Выбрать главу

"Этот странный антимир". Михаил Эпштейн о самоуничтожении России

https://www.severreal.org/a/etot-strannyy-antimir-mihail-epshteyn-o-samounichtozhenii-rossii/32271528.html

" Русский антимир. Политика на грани апокалипсиса " – так называется новая книга философа Михаила Эпштейна, вышедшая в Нью-Йорке, в издательстве Franc Tireur USA . Это, гласит подзаголовок, "первая философская книга о первом годе войны". Корреспондент Север.Реалии поговорил с заслуженным профессором теории культуры и русской литературы американского университета Эмори Михаилом Эпштейном о том, почему, по его мнению, слово "Россия" сейчас "стало звучать неловко" и может ли в обозримом будущем оно зазвучать иначе.

Михаил Эпштейн  – философ, культуролог, литературовед, лингвист, эссеист, автор более 40 книг и 800 статей, переведенных на десятки языков мира. Он пишет на русском и английском языках, его работы публиковались в ведущих научных журналах России и США. Не исключено, что популярность Михаила Эпштейна связана не только с глубокими идеями, которые он высказывает в своих книгах и статьях, но с необыкновенно живым и образным языком, которым они написаны и который выделяет его труды из потока сухих научных текстов, нередко слишком сложных для восприятия широкой публики. Михаил Эпштейн выступил инициатором конкурсов "Слово года" и "Неологизм год", которые проводятся в России с 2007 года. Среди книг Эпштейна – "Релятивистские модели в тоталитарном мышлении" (1991), "Великая Совь" (1994) – o тотемических основах тоталитарного общества, "Транскультурные эксперименты: Российская и американская модели творческой коммуникации" (1999), "Новое сектантство" (1993), "Религия после атеизма. Новые возможности теологии" (2013), "Проективный философский словарь" (2003, 2020). Книга 2016 года "От совка к бобку. Политика на грани гротеска" пытается ответить на вопрос о корнях противостояния России с Западом.

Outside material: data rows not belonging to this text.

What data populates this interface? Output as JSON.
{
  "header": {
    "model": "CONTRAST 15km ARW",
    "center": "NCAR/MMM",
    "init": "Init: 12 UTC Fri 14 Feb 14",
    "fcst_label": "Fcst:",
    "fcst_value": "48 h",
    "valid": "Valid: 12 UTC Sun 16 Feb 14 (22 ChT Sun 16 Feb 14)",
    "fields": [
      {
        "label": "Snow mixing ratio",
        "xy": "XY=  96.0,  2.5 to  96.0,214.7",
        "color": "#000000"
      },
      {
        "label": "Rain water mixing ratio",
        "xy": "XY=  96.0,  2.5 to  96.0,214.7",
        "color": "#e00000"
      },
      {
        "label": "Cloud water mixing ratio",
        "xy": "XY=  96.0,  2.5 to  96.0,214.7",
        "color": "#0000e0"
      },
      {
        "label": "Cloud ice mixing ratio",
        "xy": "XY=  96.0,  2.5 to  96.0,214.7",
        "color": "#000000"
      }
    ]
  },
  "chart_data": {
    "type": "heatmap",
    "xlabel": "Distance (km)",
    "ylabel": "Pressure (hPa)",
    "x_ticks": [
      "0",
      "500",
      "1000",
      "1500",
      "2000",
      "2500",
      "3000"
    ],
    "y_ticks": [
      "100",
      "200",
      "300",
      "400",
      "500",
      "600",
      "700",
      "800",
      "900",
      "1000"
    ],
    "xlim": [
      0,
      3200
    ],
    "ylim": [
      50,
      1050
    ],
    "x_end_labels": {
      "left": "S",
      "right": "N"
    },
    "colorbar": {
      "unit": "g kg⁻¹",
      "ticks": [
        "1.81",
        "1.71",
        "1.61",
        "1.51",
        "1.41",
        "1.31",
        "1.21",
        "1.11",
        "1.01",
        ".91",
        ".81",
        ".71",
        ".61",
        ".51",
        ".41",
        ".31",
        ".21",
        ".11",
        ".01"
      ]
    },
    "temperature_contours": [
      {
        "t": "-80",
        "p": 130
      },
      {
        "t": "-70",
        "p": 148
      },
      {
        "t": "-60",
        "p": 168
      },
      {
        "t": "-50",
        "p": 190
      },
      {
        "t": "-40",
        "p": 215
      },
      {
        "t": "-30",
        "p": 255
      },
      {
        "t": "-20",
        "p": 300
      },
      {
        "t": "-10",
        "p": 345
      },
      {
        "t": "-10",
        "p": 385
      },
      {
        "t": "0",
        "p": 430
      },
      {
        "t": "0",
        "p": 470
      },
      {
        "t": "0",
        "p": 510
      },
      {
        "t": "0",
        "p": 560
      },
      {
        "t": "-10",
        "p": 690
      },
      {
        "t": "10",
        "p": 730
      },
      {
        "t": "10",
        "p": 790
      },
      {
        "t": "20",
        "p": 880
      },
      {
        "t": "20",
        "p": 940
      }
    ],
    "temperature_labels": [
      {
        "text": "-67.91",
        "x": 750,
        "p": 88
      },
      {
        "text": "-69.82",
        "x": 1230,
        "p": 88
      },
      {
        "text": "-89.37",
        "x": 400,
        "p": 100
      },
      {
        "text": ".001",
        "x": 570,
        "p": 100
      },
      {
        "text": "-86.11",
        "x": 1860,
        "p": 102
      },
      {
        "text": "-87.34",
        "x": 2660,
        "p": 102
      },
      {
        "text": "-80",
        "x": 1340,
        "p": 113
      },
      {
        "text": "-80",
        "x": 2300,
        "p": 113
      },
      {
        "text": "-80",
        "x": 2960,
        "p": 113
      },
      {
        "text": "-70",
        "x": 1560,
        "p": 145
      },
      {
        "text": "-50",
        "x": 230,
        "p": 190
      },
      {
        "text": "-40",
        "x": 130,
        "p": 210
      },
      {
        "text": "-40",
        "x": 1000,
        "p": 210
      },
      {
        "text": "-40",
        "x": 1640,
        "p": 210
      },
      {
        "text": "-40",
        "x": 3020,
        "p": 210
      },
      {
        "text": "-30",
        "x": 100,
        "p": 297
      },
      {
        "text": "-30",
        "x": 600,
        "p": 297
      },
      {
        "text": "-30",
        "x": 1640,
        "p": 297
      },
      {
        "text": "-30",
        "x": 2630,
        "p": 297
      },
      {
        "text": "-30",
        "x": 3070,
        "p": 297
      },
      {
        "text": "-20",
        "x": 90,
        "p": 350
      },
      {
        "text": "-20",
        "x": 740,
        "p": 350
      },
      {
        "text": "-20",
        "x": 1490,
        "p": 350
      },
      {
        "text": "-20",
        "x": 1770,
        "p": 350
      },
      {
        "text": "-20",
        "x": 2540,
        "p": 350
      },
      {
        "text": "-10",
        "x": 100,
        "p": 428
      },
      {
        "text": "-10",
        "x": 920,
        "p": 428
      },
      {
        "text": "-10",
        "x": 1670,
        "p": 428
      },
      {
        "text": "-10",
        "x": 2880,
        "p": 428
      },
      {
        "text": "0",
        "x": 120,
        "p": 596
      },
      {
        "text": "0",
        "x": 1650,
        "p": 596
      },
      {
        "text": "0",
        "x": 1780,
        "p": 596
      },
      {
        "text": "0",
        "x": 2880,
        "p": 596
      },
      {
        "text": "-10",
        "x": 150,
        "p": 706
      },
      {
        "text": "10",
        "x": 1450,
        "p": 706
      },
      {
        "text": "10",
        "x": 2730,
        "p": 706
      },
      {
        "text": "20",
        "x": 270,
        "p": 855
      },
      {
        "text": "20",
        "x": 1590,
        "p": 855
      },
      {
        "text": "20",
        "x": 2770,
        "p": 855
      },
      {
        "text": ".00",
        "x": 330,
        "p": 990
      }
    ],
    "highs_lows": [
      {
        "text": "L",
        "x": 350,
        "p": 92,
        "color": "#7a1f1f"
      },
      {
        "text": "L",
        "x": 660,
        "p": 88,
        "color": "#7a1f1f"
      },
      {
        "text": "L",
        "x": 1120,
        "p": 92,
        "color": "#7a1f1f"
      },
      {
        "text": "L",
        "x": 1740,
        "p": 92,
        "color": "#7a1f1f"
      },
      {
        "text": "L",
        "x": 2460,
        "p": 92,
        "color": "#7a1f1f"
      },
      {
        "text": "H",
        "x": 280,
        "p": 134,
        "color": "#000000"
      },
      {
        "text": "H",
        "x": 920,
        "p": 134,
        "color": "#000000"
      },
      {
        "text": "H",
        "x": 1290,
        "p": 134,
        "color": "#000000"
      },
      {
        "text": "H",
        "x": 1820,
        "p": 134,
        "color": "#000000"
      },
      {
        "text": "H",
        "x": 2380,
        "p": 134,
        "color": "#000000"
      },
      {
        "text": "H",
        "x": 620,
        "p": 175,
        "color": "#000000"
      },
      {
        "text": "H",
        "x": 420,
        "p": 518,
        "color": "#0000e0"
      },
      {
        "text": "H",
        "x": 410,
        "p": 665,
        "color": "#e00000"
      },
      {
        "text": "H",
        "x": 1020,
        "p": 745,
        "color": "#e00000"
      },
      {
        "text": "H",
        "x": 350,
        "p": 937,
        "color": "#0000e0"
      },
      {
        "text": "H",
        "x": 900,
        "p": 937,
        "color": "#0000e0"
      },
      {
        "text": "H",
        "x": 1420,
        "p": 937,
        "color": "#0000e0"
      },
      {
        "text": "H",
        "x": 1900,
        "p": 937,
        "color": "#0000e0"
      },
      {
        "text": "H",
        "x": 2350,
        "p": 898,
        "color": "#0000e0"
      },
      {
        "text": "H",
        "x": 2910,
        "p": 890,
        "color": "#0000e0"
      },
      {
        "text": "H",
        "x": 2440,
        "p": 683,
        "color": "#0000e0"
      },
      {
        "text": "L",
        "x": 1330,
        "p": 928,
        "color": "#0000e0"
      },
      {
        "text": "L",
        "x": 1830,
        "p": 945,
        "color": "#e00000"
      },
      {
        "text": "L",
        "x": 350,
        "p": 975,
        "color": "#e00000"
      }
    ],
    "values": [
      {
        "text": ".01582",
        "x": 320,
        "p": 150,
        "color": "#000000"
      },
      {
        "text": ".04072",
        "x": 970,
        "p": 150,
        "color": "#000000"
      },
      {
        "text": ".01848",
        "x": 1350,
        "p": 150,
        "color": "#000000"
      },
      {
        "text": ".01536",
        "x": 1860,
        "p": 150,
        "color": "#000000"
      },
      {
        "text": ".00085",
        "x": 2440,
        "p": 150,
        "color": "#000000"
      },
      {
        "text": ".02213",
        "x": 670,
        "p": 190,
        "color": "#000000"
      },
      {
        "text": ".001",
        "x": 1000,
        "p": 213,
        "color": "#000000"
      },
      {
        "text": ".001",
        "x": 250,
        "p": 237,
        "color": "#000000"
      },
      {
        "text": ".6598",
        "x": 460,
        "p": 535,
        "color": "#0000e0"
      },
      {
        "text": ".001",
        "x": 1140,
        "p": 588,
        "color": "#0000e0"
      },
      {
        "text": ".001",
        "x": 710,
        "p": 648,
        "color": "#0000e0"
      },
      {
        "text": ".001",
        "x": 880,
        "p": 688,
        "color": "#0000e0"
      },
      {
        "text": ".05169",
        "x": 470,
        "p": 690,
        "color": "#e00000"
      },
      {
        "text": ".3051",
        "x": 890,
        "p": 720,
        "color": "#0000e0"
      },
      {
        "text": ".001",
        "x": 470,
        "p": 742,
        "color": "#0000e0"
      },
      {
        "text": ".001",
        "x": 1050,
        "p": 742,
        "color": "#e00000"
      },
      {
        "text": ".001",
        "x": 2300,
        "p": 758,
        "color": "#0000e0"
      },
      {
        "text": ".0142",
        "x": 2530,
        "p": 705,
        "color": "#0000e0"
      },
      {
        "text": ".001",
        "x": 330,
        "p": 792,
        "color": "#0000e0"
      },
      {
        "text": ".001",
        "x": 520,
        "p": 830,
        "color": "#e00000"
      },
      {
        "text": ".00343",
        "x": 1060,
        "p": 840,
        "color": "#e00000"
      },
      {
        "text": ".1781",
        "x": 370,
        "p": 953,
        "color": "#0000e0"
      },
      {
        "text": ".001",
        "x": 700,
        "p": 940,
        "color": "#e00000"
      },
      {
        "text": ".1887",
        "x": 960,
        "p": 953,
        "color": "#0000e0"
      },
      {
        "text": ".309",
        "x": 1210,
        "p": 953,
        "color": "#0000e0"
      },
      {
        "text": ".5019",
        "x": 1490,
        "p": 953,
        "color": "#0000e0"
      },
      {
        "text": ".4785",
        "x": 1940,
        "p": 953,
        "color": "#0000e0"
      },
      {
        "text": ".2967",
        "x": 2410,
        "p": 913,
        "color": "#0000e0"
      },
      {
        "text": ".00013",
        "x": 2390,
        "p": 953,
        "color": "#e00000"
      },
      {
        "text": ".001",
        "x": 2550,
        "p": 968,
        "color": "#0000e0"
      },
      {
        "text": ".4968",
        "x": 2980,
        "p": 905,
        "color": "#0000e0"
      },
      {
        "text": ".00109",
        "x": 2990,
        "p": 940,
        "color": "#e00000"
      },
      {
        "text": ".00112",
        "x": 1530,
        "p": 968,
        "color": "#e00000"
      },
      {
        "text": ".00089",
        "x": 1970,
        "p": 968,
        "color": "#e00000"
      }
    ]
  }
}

В своей новой книге Эпштейн утверждает:

"В результате всех тысячелетних метаморфоз возникло пространство для "идеального шторма", пустая воронка размером с самую большую страну мира, которая пытается втянуть в себя все, что ее окружает, и определяется не сама из себя, а лишь тем, чему она противостоит".

Объясняя название книги, Эпштейн приводит цитату из известного труда Дмитрия Лихачева, Александра Панченко и Наталии Понырко "Смех в Древней Руси" (1984): "…Антимир – это также и несамостоятельный мир. Он не может создать сам по себе замкнутую, внутренне уравновешенную систему. Это только теневой мир".

Концепция России как антимира начала формироваться у Михаила Эпштейна после грузинских событий 2008 года.

– Тогда началось саморазрушение России: тот антимир, который складывался в ней столетиями, вдруг резко проявился и, в конечном счете, возобладал. После августа 2008 года само слово "Россия" впервые на моей памяти стало звучать неловко, осудительно – даже в советские годы такого не было, тем более в два первых послесоветских десятилетия, когда с Россией связывали надежды на укрепление демократии во всем мире. Но в 2010-е годы все изменилось: время в России стало не только замедляться, но и поворачивать вспять, это было десятилетие исторических реконструкций. Еще в 2021 году я собирался озаглавить сборник своих текстов о современности "Двуликий Хронос", предполагая, что время, как маятник, раскачивается в обе стороны. А 24 февраля 2022-го стало понятно, что время уже превратилось в антивремя  – один из параметров антимира . У меня были, конечно, мрачные предчувствия, но что Россия так откровенно выйдет из подполья, переступит все границы, начнет навязывать миру "глупую волю" подпольного человека, – это было потрясением.

То есть вас подтолкнуло к написанию этой книги именно "исполнение времен" – последние зловещие события?

– Многие понятия и термины, которые я стал использовать с 2014 года, например, "шизофашизм", тогда еще не определились в полную меру. А 2022 год наполнил реальностью и такие кошмарные, как некрократия  (власть смерти) и онтоцид  (убийство бытия). В конце книги есть словарь антимира, около 30 понятий. Все они с безумной скоростью вдруг обрели конкретный и страшный смысл.